A small, dragon fly came to rest at my table just as my espresso arrived. It sat there, warming its wings and moved only when I went to drink my coffee. The golden crema cooled in the white demitasse. Sweet on the palate, warm, sip, swallow, bitter, leaving the taste of roasted smoke cooling through the lungs.

The table next to me – a family of four – got up and left the café. The sound of scraping chairs carried in the air. They left behind a newspaper on one of the chairs and it was open at the horoscope page. I leant over and checked over for mine. I read it – it was pretty good without being accurate. It said it was time for legs to be up and running, telling me I was smart enough to strip away flattering words in order to see what was really on offer; creative skills linked to writing would open the way to new successes. So it said. A child came running up the pavement, his footsteps stopped suddenly at the café to say hello – out of breath and panting, it was Gavin, the son of a family I knew. Carrying a copy of Ian Fleming’s ‘Live and Let Die’ he was running late for an acting class but wanted to say hello. I watched him run off up King Street.

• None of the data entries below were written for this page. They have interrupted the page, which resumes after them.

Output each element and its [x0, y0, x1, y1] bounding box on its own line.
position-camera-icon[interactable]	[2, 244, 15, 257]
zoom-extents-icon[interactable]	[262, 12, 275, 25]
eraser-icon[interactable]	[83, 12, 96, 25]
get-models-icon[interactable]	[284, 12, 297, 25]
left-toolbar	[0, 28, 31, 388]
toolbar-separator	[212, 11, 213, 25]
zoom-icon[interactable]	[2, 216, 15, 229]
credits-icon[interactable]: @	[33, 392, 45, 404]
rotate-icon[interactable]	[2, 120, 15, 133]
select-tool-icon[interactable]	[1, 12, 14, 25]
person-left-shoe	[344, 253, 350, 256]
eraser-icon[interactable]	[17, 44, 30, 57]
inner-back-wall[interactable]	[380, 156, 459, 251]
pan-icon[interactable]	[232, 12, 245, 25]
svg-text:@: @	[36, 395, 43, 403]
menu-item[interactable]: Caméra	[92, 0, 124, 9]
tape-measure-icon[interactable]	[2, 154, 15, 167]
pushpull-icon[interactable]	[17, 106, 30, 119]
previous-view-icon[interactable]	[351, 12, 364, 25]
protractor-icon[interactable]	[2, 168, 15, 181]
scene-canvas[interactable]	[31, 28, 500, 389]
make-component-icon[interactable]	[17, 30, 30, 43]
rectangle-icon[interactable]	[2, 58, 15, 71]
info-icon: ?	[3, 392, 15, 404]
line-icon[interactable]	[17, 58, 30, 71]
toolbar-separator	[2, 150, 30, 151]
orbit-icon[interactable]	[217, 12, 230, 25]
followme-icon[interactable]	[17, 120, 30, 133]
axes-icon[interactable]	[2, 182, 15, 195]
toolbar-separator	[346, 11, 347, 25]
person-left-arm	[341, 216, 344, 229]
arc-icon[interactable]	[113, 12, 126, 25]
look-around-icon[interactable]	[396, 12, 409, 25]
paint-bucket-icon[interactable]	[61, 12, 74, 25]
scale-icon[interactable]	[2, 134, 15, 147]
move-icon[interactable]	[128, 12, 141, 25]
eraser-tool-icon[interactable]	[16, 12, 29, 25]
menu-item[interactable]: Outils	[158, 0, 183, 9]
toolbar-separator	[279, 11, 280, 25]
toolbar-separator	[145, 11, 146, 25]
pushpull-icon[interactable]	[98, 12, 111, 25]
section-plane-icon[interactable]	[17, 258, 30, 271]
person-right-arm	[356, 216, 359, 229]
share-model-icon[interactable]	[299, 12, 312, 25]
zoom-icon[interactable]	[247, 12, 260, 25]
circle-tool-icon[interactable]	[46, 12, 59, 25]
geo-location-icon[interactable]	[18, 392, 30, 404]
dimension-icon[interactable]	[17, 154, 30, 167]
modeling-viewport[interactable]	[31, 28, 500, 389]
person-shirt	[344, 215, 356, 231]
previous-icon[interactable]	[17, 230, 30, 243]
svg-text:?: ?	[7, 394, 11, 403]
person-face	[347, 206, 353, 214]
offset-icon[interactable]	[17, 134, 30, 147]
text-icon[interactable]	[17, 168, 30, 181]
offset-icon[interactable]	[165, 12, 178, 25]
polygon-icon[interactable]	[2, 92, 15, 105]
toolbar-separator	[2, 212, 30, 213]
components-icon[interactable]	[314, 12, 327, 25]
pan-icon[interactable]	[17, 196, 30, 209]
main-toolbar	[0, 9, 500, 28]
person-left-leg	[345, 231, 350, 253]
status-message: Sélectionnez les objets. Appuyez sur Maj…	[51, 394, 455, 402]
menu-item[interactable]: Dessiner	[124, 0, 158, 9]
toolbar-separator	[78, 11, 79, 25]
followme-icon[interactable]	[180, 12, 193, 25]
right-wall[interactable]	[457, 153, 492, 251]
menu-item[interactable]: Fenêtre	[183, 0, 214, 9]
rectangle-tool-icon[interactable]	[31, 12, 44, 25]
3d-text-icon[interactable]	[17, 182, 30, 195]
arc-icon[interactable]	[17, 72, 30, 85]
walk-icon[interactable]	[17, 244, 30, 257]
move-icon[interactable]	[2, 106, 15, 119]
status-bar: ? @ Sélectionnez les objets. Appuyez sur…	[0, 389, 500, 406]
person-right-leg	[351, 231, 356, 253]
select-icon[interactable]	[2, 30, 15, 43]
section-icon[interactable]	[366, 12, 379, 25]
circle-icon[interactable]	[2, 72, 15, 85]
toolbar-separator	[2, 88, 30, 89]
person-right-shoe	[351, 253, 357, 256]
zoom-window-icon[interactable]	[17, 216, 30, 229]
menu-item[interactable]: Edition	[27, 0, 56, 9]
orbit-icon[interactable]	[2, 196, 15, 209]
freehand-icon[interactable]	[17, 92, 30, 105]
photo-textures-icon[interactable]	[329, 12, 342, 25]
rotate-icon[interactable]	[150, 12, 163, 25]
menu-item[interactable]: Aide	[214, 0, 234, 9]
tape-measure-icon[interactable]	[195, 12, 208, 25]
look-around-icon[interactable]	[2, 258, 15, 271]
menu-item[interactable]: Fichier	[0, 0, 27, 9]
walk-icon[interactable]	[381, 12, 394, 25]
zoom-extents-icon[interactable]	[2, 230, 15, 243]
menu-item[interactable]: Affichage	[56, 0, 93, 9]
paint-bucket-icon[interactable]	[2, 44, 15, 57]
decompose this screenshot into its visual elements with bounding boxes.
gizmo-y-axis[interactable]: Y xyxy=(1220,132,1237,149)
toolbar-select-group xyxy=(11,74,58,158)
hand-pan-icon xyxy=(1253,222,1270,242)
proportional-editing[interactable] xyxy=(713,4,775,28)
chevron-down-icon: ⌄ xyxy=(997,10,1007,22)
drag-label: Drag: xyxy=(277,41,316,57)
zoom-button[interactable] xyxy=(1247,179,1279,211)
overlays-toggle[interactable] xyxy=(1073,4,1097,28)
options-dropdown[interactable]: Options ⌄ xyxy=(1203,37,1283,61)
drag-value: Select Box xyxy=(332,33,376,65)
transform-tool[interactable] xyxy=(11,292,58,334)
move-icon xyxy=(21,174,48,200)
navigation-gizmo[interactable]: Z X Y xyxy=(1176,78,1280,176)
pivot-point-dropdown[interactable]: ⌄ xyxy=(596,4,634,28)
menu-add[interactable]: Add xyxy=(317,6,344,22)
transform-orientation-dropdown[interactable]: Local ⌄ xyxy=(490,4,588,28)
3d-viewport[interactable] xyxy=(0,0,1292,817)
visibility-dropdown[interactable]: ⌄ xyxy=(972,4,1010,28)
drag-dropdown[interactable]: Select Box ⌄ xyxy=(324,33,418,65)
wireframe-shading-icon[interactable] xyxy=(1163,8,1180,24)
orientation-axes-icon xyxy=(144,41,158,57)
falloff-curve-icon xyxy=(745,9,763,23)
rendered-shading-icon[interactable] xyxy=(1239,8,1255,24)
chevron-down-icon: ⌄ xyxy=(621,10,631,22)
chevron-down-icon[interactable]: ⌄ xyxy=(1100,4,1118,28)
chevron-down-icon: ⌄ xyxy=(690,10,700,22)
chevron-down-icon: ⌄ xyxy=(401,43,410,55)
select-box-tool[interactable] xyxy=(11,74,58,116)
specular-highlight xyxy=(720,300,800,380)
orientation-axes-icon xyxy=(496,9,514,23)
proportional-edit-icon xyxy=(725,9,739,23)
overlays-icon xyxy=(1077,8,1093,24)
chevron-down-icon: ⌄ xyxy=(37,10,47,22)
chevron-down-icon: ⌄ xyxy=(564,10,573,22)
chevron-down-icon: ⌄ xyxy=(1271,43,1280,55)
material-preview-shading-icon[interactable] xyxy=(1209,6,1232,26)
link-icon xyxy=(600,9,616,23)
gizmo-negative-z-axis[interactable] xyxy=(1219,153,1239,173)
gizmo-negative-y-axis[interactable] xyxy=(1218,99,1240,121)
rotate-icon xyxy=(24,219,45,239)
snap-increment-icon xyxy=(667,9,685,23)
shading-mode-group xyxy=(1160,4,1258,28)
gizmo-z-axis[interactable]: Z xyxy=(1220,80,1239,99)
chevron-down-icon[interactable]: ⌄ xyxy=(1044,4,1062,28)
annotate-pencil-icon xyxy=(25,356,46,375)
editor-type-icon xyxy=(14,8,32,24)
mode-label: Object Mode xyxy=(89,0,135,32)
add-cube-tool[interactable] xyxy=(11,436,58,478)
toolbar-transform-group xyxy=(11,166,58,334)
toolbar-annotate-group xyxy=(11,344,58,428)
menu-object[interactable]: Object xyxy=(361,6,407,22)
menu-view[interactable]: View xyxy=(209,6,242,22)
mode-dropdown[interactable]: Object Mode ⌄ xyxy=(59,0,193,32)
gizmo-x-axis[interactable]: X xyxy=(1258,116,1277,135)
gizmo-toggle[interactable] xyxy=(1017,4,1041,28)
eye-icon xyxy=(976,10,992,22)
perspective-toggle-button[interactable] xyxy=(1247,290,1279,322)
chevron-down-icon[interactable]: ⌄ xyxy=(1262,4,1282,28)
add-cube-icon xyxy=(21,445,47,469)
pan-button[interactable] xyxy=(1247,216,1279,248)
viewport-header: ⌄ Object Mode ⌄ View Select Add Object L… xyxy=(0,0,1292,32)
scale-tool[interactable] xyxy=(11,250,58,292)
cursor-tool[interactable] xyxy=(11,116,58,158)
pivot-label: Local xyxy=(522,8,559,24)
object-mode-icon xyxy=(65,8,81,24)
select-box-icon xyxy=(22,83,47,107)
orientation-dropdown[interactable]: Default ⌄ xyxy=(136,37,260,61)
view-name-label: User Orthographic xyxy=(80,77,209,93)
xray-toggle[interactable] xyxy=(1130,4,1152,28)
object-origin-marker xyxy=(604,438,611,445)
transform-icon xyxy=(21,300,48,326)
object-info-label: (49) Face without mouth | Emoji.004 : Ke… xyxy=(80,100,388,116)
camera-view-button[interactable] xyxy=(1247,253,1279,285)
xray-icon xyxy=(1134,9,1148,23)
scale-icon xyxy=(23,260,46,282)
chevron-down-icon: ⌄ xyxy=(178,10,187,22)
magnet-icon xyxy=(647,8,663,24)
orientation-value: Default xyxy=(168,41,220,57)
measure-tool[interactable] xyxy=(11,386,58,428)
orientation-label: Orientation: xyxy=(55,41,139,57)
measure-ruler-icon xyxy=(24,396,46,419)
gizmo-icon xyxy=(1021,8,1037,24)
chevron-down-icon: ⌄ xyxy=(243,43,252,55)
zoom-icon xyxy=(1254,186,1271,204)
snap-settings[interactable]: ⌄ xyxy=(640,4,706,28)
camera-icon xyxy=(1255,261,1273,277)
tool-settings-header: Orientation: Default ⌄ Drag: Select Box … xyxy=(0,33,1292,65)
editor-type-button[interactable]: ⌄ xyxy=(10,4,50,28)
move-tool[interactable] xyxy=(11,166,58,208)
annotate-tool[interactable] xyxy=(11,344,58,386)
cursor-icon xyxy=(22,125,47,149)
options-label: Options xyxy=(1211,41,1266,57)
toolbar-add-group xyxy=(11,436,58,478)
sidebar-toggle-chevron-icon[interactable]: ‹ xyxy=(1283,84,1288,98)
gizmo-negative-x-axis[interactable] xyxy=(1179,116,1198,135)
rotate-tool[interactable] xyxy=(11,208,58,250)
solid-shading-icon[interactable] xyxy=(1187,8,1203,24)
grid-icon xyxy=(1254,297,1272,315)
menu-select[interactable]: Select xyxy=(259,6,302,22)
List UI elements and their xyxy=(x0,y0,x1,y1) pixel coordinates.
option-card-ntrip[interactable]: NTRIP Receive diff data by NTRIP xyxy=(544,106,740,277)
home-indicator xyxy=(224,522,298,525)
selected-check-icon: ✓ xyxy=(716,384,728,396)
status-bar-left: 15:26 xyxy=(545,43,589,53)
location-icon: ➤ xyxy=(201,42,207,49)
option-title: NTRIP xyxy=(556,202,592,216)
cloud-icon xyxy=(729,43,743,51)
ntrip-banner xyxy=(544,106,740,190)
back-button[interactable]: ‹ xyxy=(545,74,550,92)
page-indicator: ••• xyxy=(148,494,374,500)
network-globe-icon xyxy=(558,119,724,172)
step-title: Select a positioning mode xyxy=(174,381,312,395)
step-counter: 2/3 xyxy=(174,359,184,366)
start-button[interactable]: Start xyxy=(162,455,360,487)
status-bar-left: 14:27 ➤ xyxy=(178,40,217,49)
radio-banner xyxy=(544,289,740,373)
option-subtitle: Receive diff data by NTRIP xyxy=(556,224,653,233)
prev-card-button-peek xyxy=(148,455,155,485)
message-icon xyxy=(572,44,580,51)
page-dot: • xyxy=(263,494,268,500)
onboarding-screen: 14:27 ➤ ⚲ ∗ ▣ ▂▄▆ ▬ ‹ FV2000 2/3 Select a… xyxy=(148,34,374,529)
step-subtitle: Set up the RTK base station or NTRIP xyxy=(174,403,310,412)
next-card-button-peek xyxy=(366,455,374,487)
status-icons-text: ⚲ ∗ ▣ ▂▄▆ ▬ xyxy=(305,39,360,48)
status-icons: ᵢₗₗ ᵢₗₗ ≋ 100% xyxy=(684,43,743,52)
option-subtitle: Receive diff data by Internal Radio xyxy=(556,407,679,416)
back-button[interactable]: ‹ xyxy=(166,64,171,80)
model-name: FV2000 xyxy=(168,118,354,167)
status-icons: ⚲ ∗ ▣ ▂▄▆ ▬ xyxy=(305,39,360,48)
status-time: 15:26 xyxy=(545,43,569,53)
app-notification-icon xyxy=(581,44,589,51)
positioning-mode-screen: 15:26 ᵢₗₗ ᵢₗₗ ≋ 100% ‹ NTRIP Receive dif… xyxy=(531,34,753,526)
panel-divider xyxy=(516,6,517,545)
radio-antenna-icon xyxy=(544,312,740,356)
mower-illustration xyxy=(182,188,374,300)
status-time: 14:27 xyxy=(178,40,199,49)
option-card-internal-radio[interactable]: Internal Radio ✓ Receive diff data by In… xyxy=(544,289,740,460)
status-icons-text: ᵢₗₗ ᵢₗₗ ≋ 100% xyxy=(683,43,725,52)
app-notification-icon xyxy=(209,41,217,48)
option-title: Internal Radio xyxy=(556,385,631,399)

Image by Karl Powell, Caffeinated Scribbles, 2016

The sun was high, much higher than when I arrived and now almost overhead. A spinning disc of burning light. The street was hot. The blues and greens were bright. Passing people blurred and my eyes ached. It was time to go home, to sleep a siesta, and then to find a way to make all the words and sentences of the morning breathe and flow into stories that meant something to me. If they made other people happy, then great. But there was an indulgent purpose in being able to spend an afternoon touching and sculpting the moments of your time from fleeting thoughts and visions into captured language on paper. To defy the running rivers of Heraclitus and to step into that same water twice, to swim beneath the great dance of sunlight, to sway in buoyant silence and to look at all the gemstone wonders swirling about you until you had to surface once again for air. And then, when all the writing had finished, and the Muses subsided, the night would fall flat like the morning ocean, to reveal great pools of starlight and the opportunity to dance again.